The first step in planning your health insurance coverage in your retirement is to see if your employer offers insurance coverage after you retire. If the company does, you should certainly consider it. Look at the plan, the deductible, and the coverage. Many near-retirees believe that Medicare will cover their medical payments, but this is not always the case. With this sort of coverage, you will most likely receive better health care but at a more expensive cost. As a retiree, you will certainly have a health insurance budget to maintain, and you will have to decide if the cost of your employer’s insurance is too expensive.

If your employer does not offer coverage, Medicare will be an important and integral part of your health insurance if you are 65 years of age or older. Medicare works like traditional health insurance plans in that you have been contributing a small portion of every paycheck you earn into this plan. Once Medicare begins, you will make co-payments for office visits or treatment. Medicare will also cover the expense of certain medical equipment or needs.

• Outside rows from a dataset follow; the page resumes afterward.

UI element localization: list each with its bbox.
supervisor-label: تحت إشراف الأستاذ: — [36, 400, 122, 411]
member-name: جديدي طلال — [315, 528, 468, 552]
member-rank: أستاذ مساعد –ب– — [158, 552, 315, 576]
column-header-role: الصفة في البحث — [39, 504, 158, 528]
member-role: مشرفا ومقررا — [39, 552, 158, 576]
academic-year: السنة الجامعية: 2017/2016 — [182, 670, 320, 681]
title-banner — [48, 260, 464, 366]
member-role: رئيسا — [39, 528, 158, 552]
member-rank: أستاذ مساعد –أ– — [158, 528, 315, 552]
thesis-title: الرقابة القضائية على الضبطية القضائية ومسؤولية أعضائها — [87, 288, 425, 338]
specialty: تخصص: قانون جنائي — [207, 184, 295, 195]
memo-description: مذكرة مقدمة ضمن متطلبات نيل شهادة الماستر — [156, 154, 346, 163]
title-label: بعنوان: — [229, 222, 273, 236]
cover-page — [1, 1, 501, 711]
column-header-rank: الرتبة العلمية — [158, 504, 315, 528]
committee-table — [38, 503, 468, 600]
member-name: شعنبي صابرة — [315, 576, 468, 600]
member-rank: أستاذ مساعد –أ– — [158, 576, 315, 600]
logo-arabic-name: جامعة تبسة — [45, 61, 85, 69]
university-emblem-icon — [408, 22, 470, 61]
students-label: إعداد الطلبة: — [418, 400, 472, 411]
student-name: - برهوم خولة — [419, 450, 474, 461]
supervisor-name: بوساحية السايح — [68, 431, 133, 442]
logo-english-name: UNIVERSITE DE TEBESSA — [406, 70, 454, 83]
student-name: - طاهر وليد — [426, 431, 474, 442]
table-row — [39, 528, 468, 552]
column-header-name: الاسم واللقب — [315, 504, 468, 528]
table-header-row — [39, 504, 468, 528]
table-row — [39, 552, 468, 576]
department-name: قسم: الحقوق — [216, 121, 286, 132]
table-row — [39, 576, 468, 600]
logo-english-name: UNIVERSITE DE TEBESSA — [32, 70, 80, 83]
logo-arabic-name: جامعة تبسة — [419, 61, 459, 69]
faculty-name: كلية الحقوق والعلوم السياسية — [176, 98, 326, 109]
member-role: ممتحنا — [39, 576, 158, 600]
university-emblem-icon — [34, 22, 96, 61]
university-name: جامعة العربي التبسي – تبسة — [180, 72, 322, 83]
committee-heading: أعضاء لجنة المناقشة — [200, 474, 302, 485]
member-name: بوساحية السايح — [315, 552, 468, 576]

However, Medicare did not cover a number of items that are typical of health insurance. The government recently updated Medicare and divided it into three parts: Part A, B, and C. Part A covers hospital care, such as home health care, hospital stays, and hospice care. This part does not require a premium. Part B covers the more routine medical expenses, such as office visits and laboratory tests, while Part C enrolls you into a fee-for-service or managed care plan that reduces your out-of-pocket costs. Despite these different options, Medicare restricts your coverage by not covering certain kinds of care or illnesses and diseases. Thus, there is also Medigap coverage, which helps fill in the gaps in health insurance that Medicare leaves. Medigap coverage differs from state to state and has different payments.

Beyond Medicare and Medigap, there are also long-term care insurance plans that you can buy. You often see these plans advertised on the television at very low prices. These plans can help cover the costs of a nursing home or home health care. With so many different options and limitations, if you are retiring soon, you should take a look at your budget and what you can afford as well as what sort of coverage you feel you will need.